I'm trying to style a table so that each row is a different colour (odd/even). I have the following CSS:
#woo tr:nth-child(even) td { background-color: #f0f9ff; } #woo tr:nth-child(odd) td { background-color: white; }
However, some of my rows can be hidden and I'd still like the rows to alternate. How can I adjust the above so it gives the appearance of alternate rows, even if the rows that are next to each others aren't necessarily odd and even?
If you are using jQuery, you can employ one of its functions, for example .filter()
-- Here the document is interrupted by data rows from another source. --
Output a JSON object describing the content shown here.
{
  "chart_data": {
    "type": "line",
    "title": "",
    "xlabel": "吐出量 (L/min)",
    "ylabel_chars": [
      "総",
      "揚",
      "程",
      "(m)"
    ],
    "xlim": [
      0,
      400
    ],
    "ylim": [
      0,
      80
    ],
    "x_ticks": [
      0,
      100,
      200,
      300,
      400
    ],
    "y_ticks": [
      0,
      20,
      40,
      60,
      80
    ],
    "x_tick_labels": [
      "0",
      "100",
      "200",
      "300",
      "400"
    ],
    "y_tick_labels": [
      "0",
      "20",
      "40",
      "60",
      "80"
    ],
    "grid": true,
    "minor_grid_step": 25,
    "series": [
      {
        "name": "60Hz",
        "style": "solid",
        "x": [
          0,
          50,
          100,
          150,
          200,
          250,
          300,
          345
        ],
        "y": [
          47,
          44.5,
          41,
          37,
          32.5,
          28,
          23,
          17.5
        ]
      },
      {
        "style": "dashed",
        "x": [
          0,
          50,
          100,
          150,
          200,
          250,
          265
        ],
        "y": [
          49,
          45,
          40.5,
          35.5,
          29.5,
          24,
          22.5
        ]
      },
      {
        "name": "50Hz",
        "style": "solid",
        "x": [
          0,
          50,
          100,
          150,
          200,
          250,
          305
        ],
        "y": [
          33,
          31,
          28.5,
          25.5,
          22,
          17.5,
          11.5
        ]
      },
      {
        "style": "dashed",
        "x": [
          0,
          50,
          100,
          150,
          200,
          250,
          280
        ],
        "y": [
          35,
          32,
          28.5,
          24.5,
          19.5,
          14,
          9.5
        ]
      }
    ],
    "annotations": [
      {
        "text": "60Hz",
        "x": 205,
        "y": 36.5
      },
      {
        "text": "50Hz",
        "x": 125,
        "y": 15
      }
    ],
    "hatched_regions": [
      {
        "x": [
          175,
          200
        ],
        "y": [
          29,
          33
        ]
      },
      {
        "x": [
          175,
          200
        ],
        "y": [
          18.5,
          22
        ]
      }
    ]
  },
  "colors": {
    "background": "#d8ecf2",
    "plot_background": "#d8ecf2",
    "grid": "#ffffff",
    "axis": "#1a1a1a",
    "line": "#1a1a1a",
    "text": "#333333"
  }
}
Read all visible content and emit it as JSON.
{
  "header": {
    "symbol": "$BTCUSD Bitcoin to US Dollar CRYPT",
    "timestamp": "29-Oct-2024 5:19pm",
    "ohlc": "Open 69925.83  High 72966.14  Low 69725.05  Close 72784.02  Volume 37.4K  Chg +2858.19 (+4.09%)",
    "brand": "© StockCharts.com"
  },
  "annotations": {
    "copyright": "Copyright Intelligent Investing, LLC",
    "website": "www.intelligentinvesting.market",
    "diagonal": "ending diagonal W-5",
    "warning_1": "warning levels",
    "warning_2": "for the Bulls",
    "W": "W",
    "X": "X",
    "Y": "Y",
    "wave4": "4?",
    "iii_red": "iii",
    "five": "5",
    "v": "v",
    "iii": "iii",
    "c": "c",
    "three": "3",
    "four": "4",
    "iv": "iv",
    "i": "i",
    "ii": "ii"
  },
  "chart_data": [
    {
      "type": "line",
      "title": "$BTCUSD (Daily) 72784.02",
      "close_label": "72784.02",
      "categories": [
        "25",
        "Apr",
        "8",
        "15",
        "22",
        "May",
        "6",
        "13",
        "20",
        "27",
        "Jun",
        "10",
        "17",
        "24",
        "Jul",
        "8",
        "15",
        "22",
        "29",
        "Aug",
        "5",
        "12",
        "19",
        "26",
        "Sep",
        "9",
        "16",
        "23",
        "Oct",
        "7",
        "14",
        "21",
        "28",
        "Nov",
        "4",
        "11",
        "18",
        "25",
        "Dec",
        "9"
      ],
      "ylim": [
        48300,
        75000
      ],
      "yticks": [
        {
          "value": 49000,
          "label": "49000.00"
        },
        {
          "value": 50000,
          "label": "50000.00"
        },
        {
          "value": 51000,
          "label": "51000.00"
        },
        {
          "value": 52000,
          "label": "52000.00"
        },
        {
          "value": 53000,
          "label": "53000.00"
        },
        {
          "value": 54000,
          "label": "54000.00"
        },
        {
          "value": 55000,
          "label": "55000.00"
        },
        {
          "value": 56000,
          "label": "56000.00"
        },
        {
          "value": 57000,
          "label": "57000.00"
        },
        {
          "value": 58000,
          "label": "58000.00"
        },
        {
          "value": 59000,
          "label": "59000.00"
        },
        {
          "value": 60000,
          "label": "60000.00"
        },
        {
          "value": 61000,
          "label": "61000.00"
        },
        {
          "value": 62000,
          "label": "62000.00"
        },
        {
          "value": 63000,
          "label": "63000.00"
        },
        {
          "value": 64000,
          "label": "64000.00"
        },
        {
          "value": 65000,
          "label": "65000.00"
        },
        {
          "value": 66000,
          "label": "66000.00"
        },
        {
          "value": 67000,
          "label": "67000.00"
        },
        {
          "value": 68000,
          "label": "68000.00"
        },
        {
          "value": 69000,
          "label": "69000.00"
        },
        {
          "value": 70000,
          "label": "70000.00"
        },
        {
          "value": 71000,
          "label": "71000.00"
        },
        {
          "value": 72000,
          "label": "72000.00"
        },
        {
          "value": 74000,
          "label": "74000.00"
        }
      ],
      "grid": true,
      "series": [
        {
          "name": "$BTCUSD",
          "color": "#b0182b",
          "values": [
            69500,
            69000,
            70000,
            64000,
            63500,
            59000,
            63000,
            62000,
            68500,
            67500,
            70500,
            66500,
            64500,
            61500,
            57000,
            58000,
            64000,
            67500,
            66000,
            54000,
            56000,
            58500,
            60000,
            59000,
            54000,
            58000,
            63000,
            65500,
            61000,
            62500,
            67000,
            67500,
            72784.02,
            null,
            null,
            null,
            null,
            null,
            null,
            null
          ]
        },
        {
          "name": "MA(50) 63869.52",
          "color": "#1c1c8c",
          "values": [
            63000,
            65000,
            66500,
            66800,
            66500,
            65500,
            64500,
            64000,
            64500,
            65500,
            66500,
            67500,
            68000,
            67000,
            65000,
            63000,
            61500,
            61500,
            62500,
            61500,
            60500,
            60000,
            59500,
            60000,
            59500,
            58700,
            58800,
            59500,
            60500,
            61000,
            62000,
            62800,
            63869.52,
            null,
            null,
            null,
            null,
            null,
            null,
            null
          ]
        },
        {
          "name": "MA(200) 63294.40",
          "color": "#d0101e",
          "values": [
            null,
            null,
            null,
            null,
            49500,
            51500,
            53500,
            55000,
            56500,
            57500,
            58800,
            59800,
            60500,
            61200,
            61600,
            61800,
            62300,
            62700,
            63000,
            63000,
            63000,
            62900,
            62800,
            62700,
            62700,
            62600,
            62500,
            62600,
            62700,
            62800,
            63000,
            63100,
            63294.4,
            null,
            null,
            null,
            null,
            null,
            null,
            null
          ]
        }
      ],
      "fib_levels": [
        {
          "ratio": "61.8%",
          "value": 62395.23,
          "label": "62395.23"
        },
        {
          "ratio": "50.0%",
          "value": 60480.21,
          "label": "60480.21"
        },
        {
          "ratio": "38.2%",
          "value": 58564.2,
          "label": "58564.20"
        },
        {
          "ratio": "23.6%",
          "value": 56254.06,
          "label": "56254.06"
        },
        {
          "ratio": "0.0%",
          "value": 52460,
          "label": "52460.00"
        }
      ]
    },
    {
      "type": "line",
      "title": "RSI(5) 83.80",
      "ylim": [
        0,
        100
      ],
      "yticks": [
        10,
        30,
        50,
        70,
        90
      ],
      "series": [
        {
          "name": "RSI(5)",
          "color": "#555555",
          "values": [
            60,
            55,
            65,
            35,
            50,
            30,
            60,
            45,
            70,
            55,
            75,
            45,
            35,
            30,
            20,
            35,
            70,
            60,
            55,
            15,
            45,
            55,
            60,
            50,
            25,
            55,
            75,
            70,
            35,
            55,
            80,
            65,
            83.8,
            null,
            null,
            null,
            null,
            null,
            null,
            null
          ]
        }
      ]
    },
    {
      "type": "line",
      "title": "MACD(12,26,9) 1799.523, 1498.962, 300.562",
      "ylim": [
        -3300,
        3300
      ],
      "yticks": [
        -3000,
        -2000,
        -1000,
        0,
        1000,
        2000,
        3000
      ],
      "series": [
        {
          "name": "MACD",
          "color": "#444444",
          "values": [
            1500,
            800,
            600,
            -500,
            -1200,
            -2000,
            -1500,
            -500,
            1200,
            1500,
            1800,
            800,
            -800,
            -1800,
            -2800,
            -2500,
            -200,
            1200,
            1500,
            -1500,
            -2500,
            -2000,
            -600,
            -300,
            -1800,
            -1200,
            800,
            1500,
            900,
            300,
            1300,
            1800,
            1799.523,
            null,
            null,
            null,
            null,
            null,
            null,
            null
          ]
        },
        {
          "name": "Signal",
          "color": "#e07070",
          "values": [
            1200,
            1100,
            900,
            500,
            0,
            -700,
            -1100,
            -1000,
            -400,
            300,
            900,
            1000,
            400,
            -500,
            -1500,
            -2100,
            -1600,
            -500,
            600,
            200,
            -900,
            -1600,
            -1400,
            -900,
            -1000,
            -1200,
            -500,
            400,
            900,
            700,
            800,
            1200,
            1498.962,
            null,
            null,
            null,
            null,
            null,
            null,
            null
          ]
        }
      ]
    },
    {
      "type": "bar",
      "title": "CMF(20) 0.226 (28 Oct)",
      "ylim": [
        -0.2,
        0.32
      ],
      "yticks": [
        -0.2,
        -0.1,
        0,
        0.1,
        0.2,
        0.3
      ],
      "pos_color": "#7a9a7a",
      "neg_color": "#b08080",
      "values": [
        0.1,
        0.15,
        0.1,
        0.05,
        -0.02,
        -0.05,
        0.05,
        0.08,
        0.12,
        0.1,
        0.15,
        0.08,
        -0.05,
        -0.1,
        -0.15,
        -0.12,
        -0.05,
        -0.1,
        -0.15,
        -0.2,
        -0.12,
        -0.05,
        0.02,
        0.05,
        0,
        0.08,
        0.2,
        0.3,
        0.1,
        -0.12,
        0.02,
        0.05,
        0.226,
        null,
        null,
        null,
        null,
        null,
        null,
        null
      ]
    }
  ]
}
, to choose only the elements that are visible. But the key here is a CSS selector :visible
.
For example (see jsfiddle):
jQuery('tr:visible:odd').css({'background-color': 'red'}); jQuery('tr:visible:even').css({'background-color': 'yellow'});
Since the "missing stripe phenomenon" only occurs if an odd number of rows is hidden, you might get away with adding a single invisible padding row wherever an odd number of rows is hidden.
Row 1 Row 2 Row 3 (hidden) Padding (hidden) Row 4 Row 5
If this actually is a good solution highly depends on your current code, e.g. how you create the table and how rows are hidden.
But if your tables are huge and large chunks of consecutive rows are hidden, this would perform much better than a Javascript/jQuery solution.